I've been working on perfecting my Creative Colour Class for a while now.
I am often asked colour advice at the yarn shop and also asked, "How do you do it? How can you just put things together? What's your process?" Well, partially, I don't know.... mostly, practice and training. I have a background in fine art and I've been a hair-colourist for nearly a decade too, which gives me all the scientific "whys" and "hows", my backgroud also gives me the language. BUT - I think that everyone has a instinctive and very personal way with colour. Most people that ask my advice really need another set of eyes... validation for what they already know and feel.
So, a bit on my class, but not too much because you'll just have to take it to get the whole kit-n-kaboodle... Hee, hee!
I wanted to create a class that was part hands-on, part basic theory. I also wanted the class to be applicable to yarn-ies as well as just in general (as in, "I'm just kind of interested in colour").
I wanted participants to be able to build a palette for themselves and was very much inspired by the book, "The Art of Felt". The author of the book takes photographs and uses them as spring-borads for surface design. Great idea! I also wanted a large palette to work from and so I ordered the full range of the Knit Picks "Palette" yarn. FUN!

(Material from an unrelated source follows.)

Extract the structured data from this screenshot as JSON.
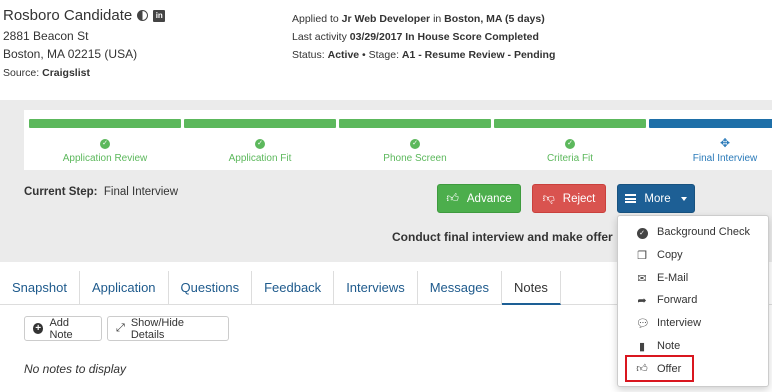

Then I had to organize it and make it make sense for the class....
I also thought it was important to bring in my idea of "The X-Factor" which is a tool I use when creating my palettes. I was visiting my friend Lixolux in San Francisco and we took a scent mixing class with the amazing Yosh. During the class we were asked to rate each oil we sniffed in one of 4 ways. Either you loved it and couldn't live without it in your life, you hated it and it made you barf, you were completely indifferent and could care less OR you weren't sure if you hated it or loved it but it was worth note. This catagory is the X-Factor and it can be quite easily applied to colour in the same way it does with scent. These colours that are "worth note" can quickly become the most important part of your palette. They are the colours you should pay most attention to - they may just be the kick you need to make your palette really sing!
To end off, here is the intro from my hand-out.... It's a little cheezy, but true (I think):
Colour surrounds us everyday! It affects our mood, evokes emotions, and has deep cultural significance.
The colours of a national flag or religious garb hold cultural significance. Even the names we give colours hold historical significance, for example, "Royal Blue" was the name given to the blues used by the court of Louis XIV!
The beautiful colours of a fresh salad, a sunset, your favorite work of art or your first car – evoke personal memories and feelings.
Everyone holds the creative and instinctual power of colour inside them. A unique, personal palette evident in the clothes we wear, the art we choose to decorate our walls, the bouquet of flowers that sits in the perfect vase – we gravitate to our favorites every time!